The next day was reserved for Ometepe’s calmer joys. Down at the beach behind Xalli, I waded into the wonderfully warm, shallow lake and walked 50 or so yards offshore; it was still only 4 feet deep.
I floated and paddled in the warm surf and spoke lousy Spanish with three siblings — a 12-year-old boy and 14- and 16-year-old sisters — who were fishing for sardines with a large red net. They had a rhythm: The girls would lower themselves and the net into the water as a wave pushed the sardines toward them. They’d gather up the net, pick through their bounty and pass off the best of the catch to their brother, who carried a small, white mesh bag. When the bag was full, they would stop, and their mother would prepare the catch that night in a stew. To our left was the volcano I had climbed the day before; through the trees and to the right was the other volcano: Concepcion, a wholly different challenge that reaches a 5,280-foot summit across a steep, exposed trail of slippery volcanic rock.
After bidding the children goodbye, I walked up the beach to a vegetarian restaurant to watch a storm blow in thick and fierce. As I sipped, the storm swallowed the volcano I’d climbed the day before, and I realised that my trek could have been much worse.
The next day, my last on the island, I found what might be Ometepe’s greatest joy: Ojo de Agua, a natural spring about the size of an Olympic pool with a rock-and-silt floor and stone walls. At the pool’s edge, a vendor chopped the tops off coconuts and poured in rum to create a boozy, milky drink in the shell.
The pool was just cool enough to be refreshing, and the water was wonderfully bright and clear with its high mineral content and supposed healing powers.
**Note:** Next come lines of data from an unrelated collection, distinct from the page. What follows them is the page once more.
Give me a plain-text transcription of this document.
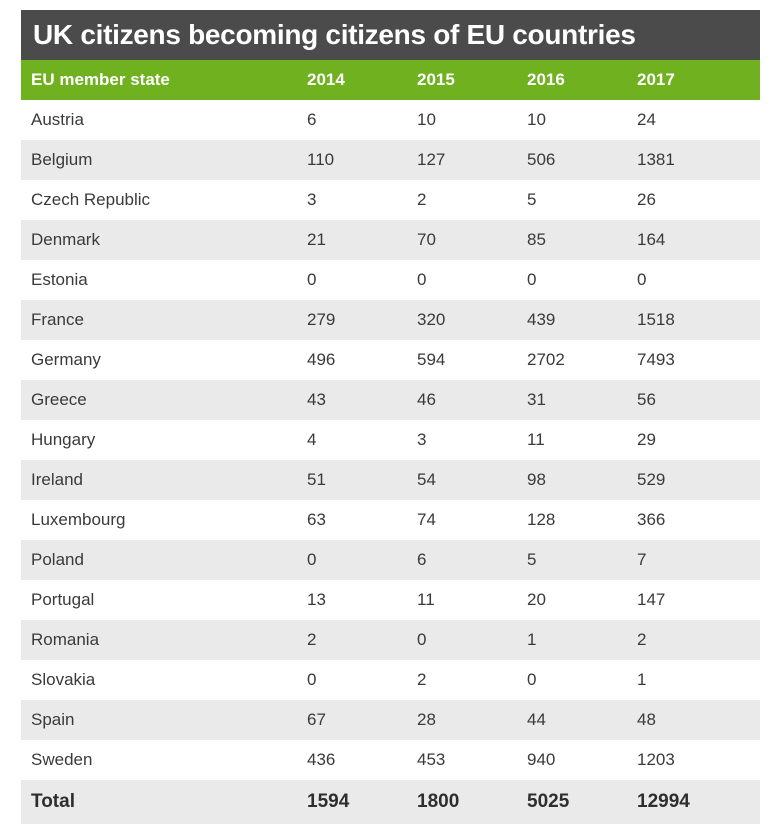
UK citizens becoming citizens of EU countries
EU member state	2014	2015	2016	2017
Austria	6	10	10	24
Belgium	110	127	506	1381
Czech Republic	3	2	5	26
Denmark	21	70	85	164
Estonia	0	0	0	0
France	279	320	439	1518
Germany	496	594	2702	7493
Greece	43	46	31	56
Hungary	4	3	11	29
Ireland	51	54	98	529
Luxembourg	63	74	128	366
Poland	0	6	5	7
Portugal	13	11	20	147
Romania	2	0	1	2
Slovakia	0	2	0	1
Spain	67	28	44	48
Sweden	436	453	940	1203
Total	1594	1800	5025	12994
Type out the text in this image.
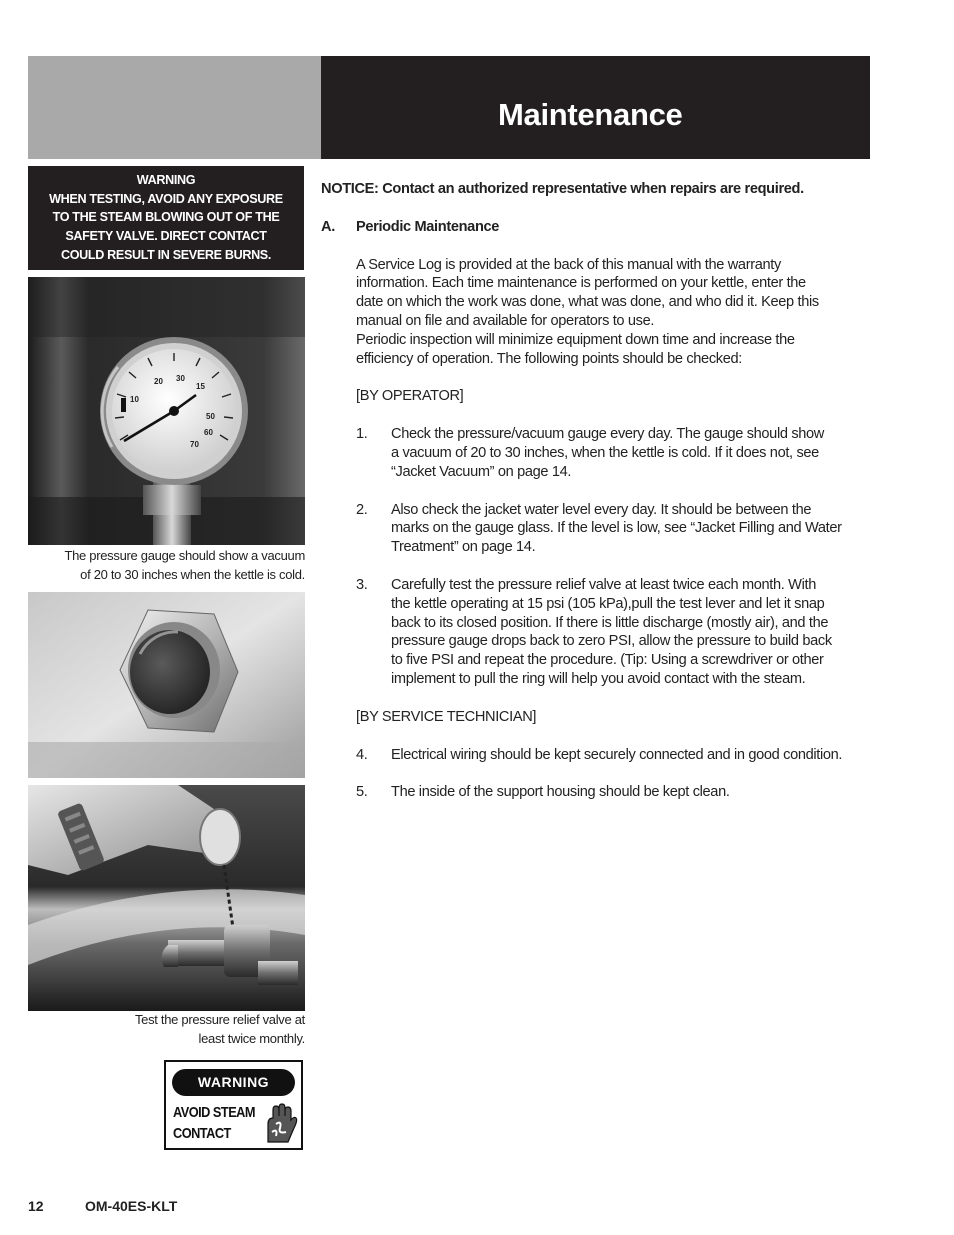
Maintenance
WARNING
WHEN TESTING, AVOID ANY EXPOSURE
TO THE STEAM BLOWING OUT OF THE
SAFETY VALVE. DIRECT CONTACT
COULD RESULT IN SEVERE BURNS.
10
20 30
15
50
60
70
The pressure gauge should show a vacuum
of 20 to 30 inches when the kettle is cold.
Test the pressure relief valve at
least twice monthly.
WARNING
AVOID STEAM
CONTACT
NOTICE: Contact an authorized representative when repairs are required.
A. Periodic Maintenance
A Service Log is provided at the back of this manual with the warranty
information. Each time maintenance is performed on your kettle, enter the
date on which the work was done, what was done, and who did it. Keep this
manual on file and available for operators to use.
Periodic inspection will minimize equipment down time and increase the
efficiency of operation. The following points should be checked:
[BY OPERATOR]
1. Check the pressure/vacuum gauge every day. The gauge should show
a vacuum of 20 to 30 inches, when the kettle is cold. If it does not, see
“Jacket Vacuum” on page 14.
2. Also check the jacket water level every day. It should be between the
marks on the gauge glass. If the level is low, see “Jacket Filling and Water
Treatment” on page 14.
3. Carefully test the pressure relief valve at least twice each month. With
the kettle operating at 15 psi (105 kPa),pull the test lever and let it snap
back to its closed position. If there is little discharge (mostly air), and the
pressure gauge drops back to zero PSI, allow the pressure to build back
to five PSI and repeat the procedure. (Tip: Using a screwdriver or other
implement to pull the ring will help you avoid contact with the steam.
[BY SERVICE TECHNICIAN]
4. Electrical wiring should be kept securely connected and in good condition.
5. The inside of the support housing should be kept clean.
12	OM-40ES-KLT
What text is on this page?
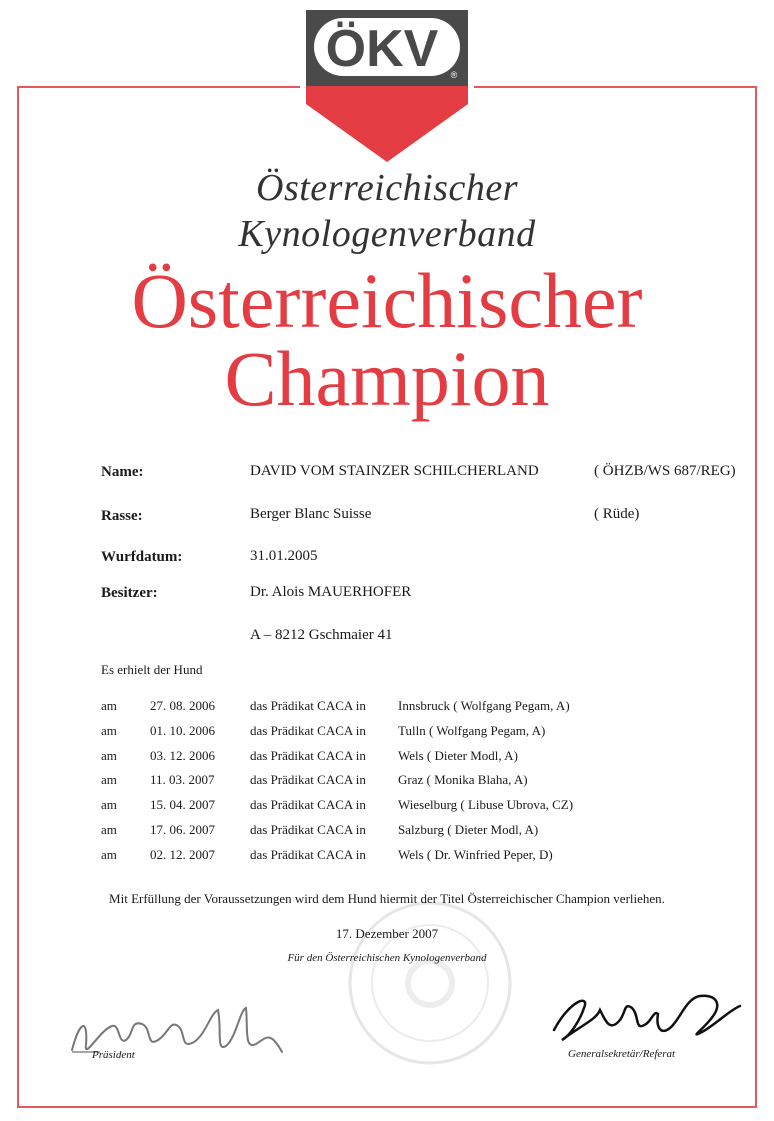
ÖKV ®
Österreichischer
Kynologenverband
Österreichischer
Champion
Name:	DAVID VOM STAINZER SCHILCHERLAND	( ÖHZB/WS 687/REG)
Rasse:	Berger Blanc Suisse	( Rüde)
Wurfdatum:	31.01.2005
Besitzer:	Dr. Alois MAUERHOFER
A – 8212 Gschmaier 41
Es erhielt der Hund
am	27. 08. 2006	das Prädikat CACA in Innsbruck ( Wolfgang Pegam, A)
am	01. 10. 2006	das Prädikat CACA in Tulln ( Wolfgang Pegam, A)
am	03. 12. 2006	das Prädikat CACA in Wels ( Dieter Modl, A)
am	11. 03. 2007	das Prädikat CACA in Graz ( Monika Blaha, A)
am	15. 04. 2007	das Prädikat CACA in Wieselburg ( Libuse Ubrova, CZ)
am	17. 06. 2007	das Prädikat CACA in Salzburg ( Dieter Modl, A)
am	02. 12. 2007	das Prädikat CACA in Wels ( Dr. Winfried Peper, D)
Mit Erfüllung der Voraussetzungen wird dem Hund hiermit der Titel Österreichischer Champion verliehen.
17. Dezember 2007
Für den Österreichischen Kynologenverband
Präsident	Generalsekretär/Referat
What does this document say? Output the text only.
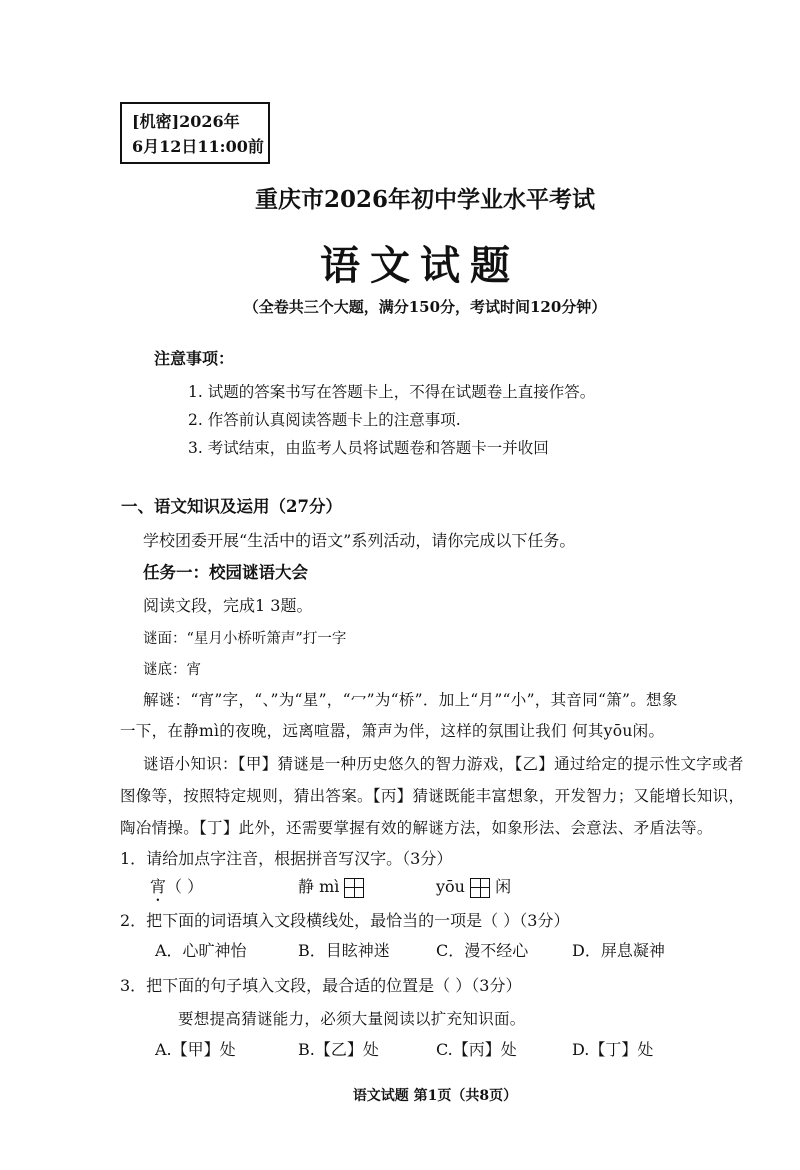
[机密]2026年
6月12日11:00前
重庆市2026年初中学业水平考试
语文试题
（全卷共三个大题，满分150分，考试时间120分钟）
注意事项：
1. 试题的答案书写在答题卡上，不得在试题卷上直接作答。
2. 作答前认真阅读答题卡上的注意事项.
3. 考试结束，由监考人员将试题卷和答题卡一并收回
一、语文知识及运用（27分）
学校团委开展“生活中的语文”系列活动，请你完成以下任务。
任务一：校园谜语大会
阅读文段，完成1 3题。
谜面：“星月小桥听箫声”打一字
谜底：宵
解谜：“宵”字，“、”为“星”，“冖”为“桥”．加上“月”“小”，其音同“箫”。想象
一下，在静mì的夜晚，远离喧嚣，箫声为伴，这样的氛围让我们 何其yōu闲。
谜语小知识：【甲】猜谜是一种历史悠久的智力游戏，【乙】通过给定的提示性文字或者
图像等，按照特定规则，猜出答案。【丙】猜谜既能丰富想象，开发智力；又能增长知识，
陶冶情操。【丁】此外，还需要掌握有效的解谜方法，如象形法、会意法、矛盾法等。
1．请给加点字注音，根据拼音写汉字。（3分）
宵（ ）	静 mì	yōu 闲
2．把下面的词语填入文段横线处，最恰当的一项是（ ）（3分）
A．心旷神怡	B．目眩神迷	C．漫不经心	D．屏息凝神
3．把下面的句子填入文段，最合适的位置是（ ）（3分）
要想提高猜谜能力，必须大量阅读以扩充知识面。
A.【甲】处	B.【乙】处	C.【丙】处	D.【丁】处
语文试题 第1页（共8页）
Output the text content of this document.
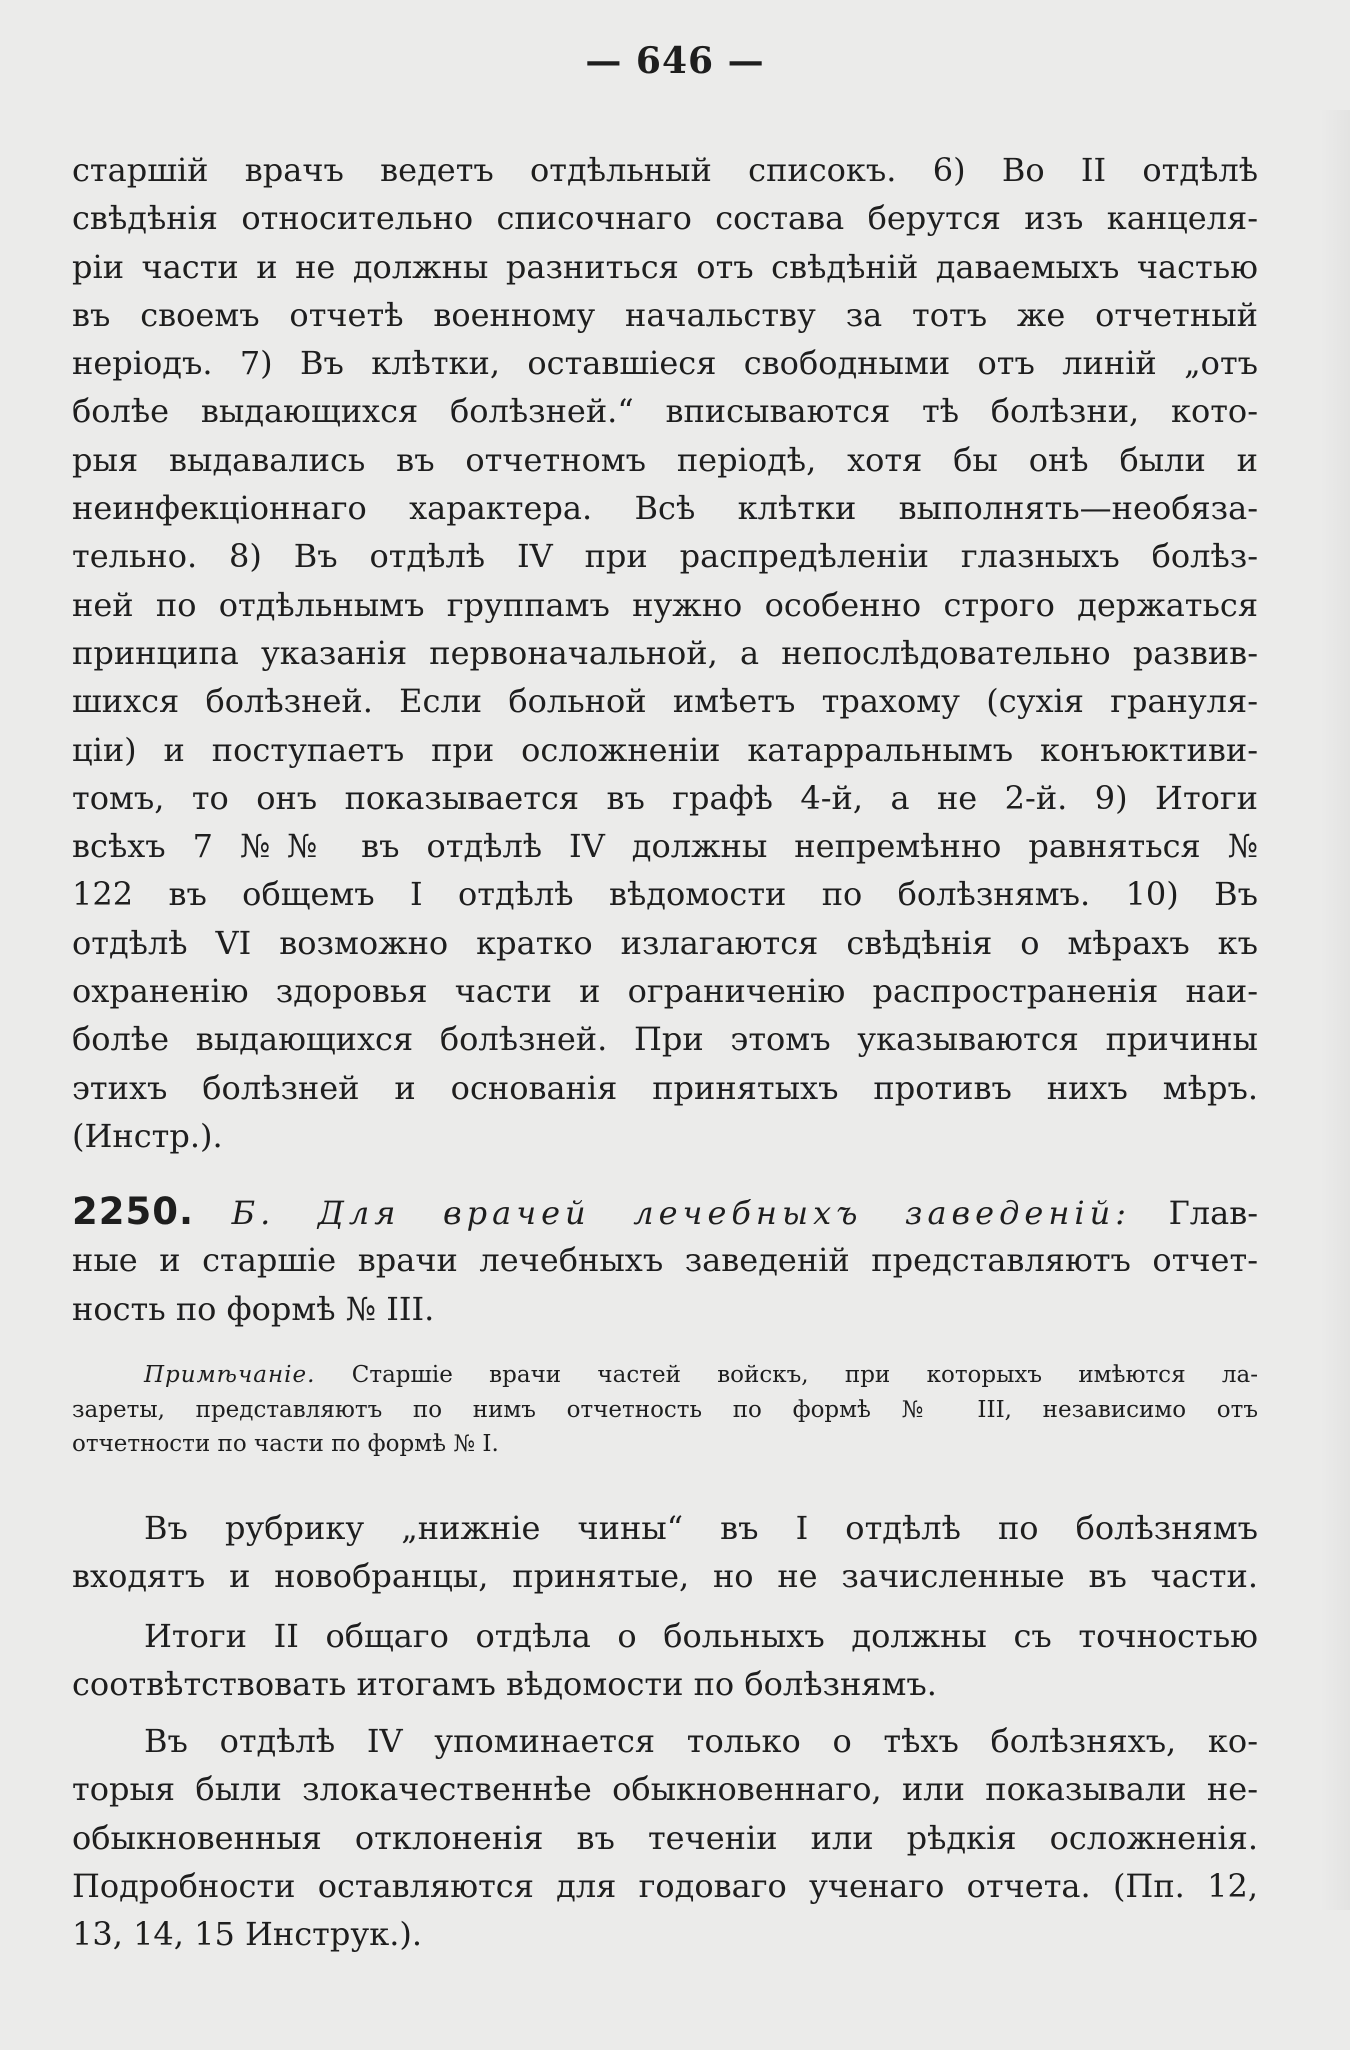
— 646 —
старшій врачъ ведетъ отдѣльный списокъ. 6) Во II отдѣлѣ
свѣдѣнія относительно списочнаго состава берутся изъ канцеля-
ріи части и не должны разниться отъ свѣдѣній даваемыхъ частью
въ своемъ отчетѣ военному начальству за тотъ же отчетный
неріодъ. 7) Въ клѣтки, оставшіеся свободными отъ линій „отъ
болѣе выдающихся болѣзней.“ вписываются тѣ болѣзни, кото-
рыя выдавались въ отчетномъ періодѣ, хотя бы онѣ были и
неинфекціоннаго характера. Всѣ клѣтки выполнять—необяза-
тельно. 8) Въ отдѣлѣ IV при распредѣленіи глазныхъ болѣз-
ней по отдѣльнымъ группамъ нужно особенно строго держаться
принципа указанія первоначальной, а непослѣдовательно развив-
шихся болѣзней. Если больной имѣетъ трахому (сухія грануля-
ціи) и поступаетъ при осложненіи катарральнымъ конъюктиви-
томъ, то онъ показывается въ графѣ 4-й, а не 2-й. 9) Итоги
всѣхъ 7 №№ въ отдѣлѣ IV должны непремѣнно равняться №
122 въ общемъ I отдѣлѣ вѣдомости по болѣзнямъ. 10) Въ
отдѣлѣ VI возможно кратко излагаются свѣдѣнія о мѣрахъ къ
охраненію здоровья части и ограниченію распространенія наи-
болѣе выдающихся болѣзней. При этомъ указываются причины
этихъ болѣзней и основанія принятыхъ противъ нихъ мѣръ.
(Инстр.).
2250. Б. Для врачей лечебныхъ заведеній: Глав-
ные и старшіе врачи лечебныхъ заведеній представляютъ отчет-
ность по формѣ № III.
Примѣчаніе. Старшіе врачи частей войскъ, при которыхъ имѣются ла-
зареты, представляютъ по нимъ отчетность по формѣ № III, независимо отъ
отчетности по части по формѣ № I.
Въ рубрику „нижніе чины“ въ I отдѣлѣ по болѣзнямъ
входятъ и новобранцы, принятые, но не зачисленные въ части.
Итоги II общаго отдѣла о больныхъ должны съ точностью
соотвѣтствовать итогамъ вѣдомости по болѣзнямъ.
Въ отдѣлѣ IV упоминается только о тѣхъ болѣзняхъ, ко-
торыя были злокачественнѣе обыкновеннаго, или показывали не-
обыкновенныя отклоненія въ теченіи или рѣдкія осложненія.
Подробности оставляются для годоваго ученаго отчета. (Пп. 12,
13, 14, 15 Инструк.).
Hugged by thick, leafy trees, Ojo de Agua was a serene little oasis of splashing and relaxing worth a day unto itself. It made me wish I were spending a few more days on the island.
And who knows? Had I stayed, I might have attempted that other volcano, Concepcion, though it remains active. Topping out at 5,280 feet, its steep trail traverses slippery volcanic rock. The entire way, I would have been fuelled by my all-important, recently learned secret: No matter how miserable the slog, the rest of Ometepe — the hammocks, the beaches, the lake, the natural spring — awaited. — Chicago Tribune/MCT
PICTURE PERFECT: Volcan Maderas, one of two volcanoes on Ometepe, as seen from Playa Santo Domingo.